Everyday, Lia listens to her growing baby’s gurgling via voice talk applications.

“My daughter doesn’t have the double eyelids that all Thai people have,” Lia pointed out. “If she remained in Korea, she would have looked like a Korean.”

It is not uncommon for undocumented immigrants to send their children back to their home countries. The biggest factor is that the children lack health insurance, so if they get sick, they will not be able to receive proper treatment due to high medical fees. As a result, grandparents often raise the children while the parents in Korea earn money to send back home.

However, some parents take drastic measures to keep their children close, including falsifying identities.

The Embassy of Thailand is known to be tolerant toward undocumented immigrants in Korea and generally issues passports to children born here, but other countries are not so lenient.

As a result, some parents resort to using brokers to illegally fabricate birth documents in order to obtain a passport. Some even find immigrants with legal status to apply for a stateless child’s citizenship in their stead. The process is usually quite costly.

One 32-year-old Vietnamese man, Wen Banhwa, and his wife sent their 9-month-old daughter to Vietnam in December 2012 through a broker. There, they fabricated documents to make it appear as if she was the child of their friend, who was an immigrant with legal status.

The process cost 6 million won ($5,070), with the broker taking a 4 million won cut. Brokers say the illegal process involves a high level of risk and thus demand exorbitant fees.

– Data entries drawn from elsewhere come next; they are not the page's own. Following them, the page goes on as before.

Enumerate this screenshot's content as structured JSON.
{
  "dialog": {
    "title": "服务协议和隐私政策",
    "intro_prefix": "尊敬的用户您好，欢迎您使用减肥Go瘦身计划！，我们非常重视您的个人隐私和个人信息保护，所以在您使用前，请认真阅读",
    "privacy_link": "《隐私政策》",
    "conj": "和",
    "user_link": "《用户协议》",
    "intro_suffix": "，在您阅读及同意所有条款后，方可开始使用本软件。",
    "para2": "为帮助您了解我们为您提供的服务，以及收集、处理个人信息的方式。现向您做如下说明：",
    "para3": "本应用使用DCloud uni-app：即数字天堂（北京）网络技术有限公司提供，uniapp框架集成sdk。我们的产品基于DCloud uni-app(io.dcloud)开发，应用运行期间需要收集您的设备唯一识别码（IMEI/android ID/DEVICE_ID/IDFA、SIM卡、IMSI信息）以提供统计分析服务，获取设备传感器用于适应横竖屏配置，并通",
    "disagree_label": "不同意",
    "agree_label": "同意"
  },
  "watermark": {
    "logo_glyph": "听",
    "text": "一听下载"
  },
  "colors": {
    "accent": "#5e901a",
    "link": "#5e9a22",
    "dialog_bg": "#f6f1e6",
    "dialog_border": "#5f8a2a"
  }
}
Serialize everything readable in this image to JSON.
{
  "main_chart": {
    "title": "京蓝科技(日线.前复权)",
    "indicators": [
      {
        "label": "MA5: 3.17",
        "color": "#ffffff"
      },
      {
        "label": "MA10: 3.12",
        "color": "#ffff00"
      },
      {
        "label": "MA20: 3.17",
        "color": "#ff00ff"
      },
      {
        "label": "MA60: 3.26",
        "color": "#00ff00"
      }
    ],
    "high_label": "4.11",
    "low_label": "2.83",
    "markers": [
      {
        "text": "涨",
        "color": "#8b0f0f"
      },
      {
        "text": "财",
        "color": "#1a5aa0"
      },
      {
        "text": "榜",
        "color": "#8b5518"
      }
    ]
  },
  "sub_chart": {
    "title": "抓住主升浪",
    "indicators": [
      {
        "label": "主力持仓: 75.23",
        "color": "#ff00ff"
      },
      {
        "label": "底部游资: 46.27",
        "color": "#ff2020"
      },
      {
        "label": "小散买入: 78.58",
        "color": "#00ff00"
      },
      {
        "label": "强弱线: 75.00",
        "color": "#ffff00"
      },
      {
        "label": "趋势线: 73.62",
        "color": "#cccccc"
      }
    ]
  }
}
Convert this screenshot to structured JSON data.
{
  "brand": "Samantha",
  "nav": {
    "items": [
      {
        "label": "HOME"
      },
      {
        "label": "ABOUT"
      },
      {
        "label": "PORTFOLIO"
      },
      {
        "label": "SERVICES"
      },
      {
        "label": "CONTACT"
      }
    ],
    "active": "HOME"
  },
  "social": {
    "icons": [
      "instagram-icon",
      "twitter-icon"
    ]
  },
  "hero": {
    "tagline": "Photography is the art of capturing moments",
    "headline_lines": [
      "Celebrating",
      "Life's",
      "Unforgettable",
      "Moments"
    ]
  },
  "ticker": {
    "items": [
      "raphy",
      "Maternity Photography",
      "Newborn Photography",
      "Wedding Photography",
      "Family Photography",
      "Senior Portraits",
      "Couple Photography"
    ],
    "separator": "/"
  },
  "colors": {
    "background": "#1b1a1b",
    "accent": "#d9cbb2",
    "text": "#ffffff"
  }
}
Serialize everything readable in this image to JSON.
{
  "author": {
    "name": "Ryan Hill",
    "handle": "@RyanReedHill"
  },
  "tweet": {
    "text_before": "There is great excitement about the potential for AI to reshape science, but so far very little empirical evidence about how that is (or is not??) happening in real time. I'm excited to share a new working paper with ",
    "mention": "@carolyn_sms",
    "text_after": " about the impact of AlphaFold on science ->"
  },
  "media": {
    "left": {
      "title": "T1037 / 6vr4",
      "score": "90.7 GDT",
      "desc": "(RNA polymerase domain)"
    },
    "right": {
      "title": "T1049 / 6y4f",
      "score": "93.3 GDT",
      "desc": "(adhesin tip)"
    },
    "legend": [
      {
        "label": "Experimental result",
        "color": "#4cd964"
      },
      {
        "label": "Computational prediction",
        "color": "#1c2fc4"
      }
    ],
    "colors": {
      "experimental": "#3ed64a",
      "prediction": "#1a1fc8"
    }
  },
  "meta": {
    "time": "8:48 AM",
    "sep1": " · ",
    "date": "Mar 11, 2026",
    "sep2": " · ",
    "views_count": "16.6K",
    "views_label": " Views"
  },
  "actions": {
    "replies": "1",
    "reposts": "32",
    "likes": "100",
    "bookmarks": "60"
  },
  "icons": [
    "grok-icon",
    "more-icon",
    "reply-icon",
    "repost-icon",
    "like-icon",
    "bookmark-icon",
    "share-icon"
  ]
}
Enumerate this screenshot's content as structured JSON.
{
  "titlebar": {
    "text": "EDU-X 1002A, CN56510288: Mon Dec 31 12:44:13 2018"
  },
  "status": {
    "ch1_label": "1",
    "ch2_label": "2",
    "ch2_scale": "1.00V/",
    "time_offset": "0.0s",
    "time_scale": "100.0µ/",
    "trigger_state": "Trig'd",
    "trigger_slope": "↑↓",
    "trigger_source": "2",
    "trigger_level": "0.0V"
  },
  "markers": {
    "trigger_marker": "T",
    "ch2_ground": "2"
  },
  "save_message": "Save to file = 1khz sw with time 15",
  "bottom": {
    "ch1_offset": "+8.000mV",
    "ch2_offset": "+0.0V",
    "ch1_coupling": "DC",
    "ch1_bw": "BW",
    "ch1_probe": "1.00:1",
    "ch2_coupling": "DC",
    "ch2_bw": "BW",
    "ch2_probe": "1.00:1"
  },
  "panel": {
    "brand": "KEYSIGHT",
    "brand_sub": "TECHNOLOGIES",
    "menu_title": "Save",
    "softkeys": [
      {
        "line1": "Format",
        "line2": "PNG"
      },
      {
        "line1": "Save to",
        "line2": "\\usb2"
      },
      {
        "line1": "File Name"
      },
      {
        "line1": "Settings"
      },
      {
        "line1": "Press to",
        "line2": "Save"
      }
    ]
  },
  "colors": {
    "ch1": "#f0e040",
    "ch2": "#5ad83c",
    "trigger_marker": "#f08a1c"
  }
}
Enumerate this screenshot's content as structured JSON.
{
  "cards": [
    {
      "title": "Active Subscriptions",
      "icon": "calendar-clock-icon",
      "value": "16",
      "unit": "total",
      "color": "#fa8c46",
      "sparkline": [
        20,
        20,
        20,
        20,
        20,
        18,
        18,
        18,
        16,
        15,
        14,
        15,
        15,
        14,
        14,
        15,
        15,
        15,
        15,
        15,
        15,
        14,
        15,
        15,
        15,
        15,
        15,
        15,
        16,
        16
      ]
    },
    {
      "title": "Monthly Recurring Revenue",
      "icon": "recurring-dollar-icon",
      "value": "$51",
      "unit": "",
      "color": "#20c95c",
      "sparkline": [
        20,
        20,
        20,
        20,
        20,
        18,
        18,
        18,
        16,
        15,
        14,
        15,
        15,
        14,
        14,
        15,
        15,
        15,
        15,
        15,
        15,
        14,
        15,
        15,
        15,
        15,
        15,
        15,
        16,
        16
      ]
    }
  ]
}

Of the remaining cost, 1.5 million won went to the airfare and 500,000 won to the person who transported the baby back and forth as payment.

There are quite a few brokers who specialize in procuring false identities for the children of undocumented immigrants. According to the Gyeonggi Provincial Police Agency, some 60 people were busted for such activities just last year.

On the other hand, Tobaro, a 28-year-old Mongolian woman, sought another option because she could not afford a broker. She had a baby girl in May 2014, shortly after her husband was deported from Korea. After 100 days, she ran out of money because she was unable to work, so she decided to send the baby to be raised by her maternal grandmother.

While she knew about the brokers, she didn’t have the money. “Gathering courage, I sought the Mongolian Embassy in Korea. I said, ‘I know I did an illegal act in Korea, but it’s not like I did something illegal in Mongolia. Please work with me, a fellow Mongolian,’” Tobaro said. “I was fined 160,000 won for registering the birth late but received the passport.”

She then found someone to take her baby to Mongolia for a 400,000 won fee.

“I was able to feed her breast milk in Korea,” she said, wiping away tears. “In Mongolia, my baby had to eat formula, and at first, she didn’t eat it and cried a lot.”

Yim Dong-suk, 42, is an immigrant from Thailand with legal status in Korea who served as an escort for the baby of undocumented immigrants just once. She said that a stranger, an undocumented Thai immigrant, found her phone number and asked her to take her baby to Thailand. Though they had never met, Yim agreed and received 200,000 won.

Yim still gets calls requesting the service. However, she now refuses. “I saw how the parents were separated from the baby and the baby in my embrace did not know what was going on,” she said. “When I recalled that, I could never do it again. A child needs to be with its parents.”